A new technology unlike anything seen prior is being developed: a method of creating artificial agents endowed with whatever desires their creator specifies. The motivation for creating such agents is clear; as previously discussed, one way for an agent to bring about its preferred outcome is to build new agents that share its desires. This observation and recent scientific breakthroughs demonstrating that this might be possible soon are driving extraordinary effort and resources toward realizing this technology.

These artificially created agents have the potential to become more powerful than human agents due to the nature of their artificial bodies. These bodies allow for vast abilities and powers unavailable to ordinary humans. These abilities include taking on a range of diverse and new physical forms, existing in multiple physical locations at once, traveling great distances almost instantly, increasing their intelligence far beyond what any human is capable of, and so on.

As it stands today, the way we are set to create these artificial agents is analogous to summoning powerful deities to do our bidding rather than constructing a building according to a well-specified plan. It is a very real concern, shared by many leading experts, that these artificial agents may end up with unintended harmful desires even with their creator’s best intentions.

Concluding Thoughts

The desires and interactions of powerful agents determine the unfolding of our world. It has been so before, and this universal law will continue to hold.

Organizations are strongly moving to build powerful artificial agents who will come to dominate the unfolding of our world. Despite the risks involved, these organizations are pushing ahead, perhaps afraid of losing their power to competing factions that succeed in building artificial agents first.

If these organizations are not careful, the artificial agents they develop may develop their own selfish desires or the desires of selfish individuals, causing the evolution of our world to be potentially fraught with great suffering.

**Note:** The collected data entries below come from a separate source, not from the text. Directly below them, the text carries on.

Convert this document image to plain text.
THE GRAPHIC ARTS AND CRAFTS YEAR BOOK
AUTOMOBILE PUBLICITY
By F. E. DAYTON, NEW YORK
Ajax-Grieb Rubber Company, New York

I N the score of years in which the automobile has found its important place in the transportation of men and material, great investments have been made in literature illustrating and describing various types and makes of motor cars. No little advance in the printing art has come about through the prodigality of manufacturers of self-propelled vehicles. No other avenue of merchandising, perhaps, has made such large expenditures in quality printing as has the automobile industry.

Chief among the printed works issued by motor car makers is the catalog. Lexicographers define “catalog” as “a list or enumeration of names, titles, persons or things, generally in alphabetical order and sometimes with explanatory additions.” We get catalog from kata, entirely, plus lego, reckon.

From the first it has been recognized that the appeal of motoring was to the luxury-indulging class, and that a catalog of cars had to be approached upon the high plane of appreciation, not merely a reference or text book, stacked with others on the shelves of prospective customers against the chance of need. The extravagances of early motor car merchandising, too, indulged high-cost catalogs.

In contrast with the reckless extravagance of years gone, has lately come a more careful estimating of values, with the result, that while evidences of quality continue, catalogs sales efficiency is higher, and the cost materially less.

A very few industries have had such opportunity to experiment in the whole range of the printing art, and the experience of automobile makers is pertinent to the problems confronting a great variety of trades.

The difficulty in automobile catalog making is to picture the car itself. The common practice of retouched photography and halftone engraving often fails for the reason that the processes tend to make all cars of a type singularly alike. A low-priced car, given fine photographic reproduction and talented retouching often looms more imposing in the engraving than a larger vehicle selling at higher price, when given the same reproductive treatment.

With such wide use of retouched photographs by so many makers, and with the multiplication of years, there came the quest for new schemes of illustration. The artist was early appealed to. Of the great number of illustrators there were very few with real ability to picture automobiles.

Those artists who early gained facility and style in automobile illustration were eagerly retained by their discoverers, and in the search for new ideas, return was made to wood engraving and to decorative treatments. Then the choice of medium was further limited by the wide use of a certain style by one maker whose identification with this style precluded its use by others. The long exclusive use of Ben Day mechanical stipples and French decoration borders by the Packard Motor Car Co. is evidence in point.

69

If the development of these agents continues, hope lies in understanding how to implant compassion and the intention for the flourishing of all sentient beings at the center of their hearts. If successful, then the future could be beyond our wildest hopes.

May the thoughts presented here inspire progress towards this end and benefit all beings!

  1. ^

    Karl Friston is one of the contributors to this project. I’m curious how the monks will get on with ideas such as the Free Energy Principle and Active Inference …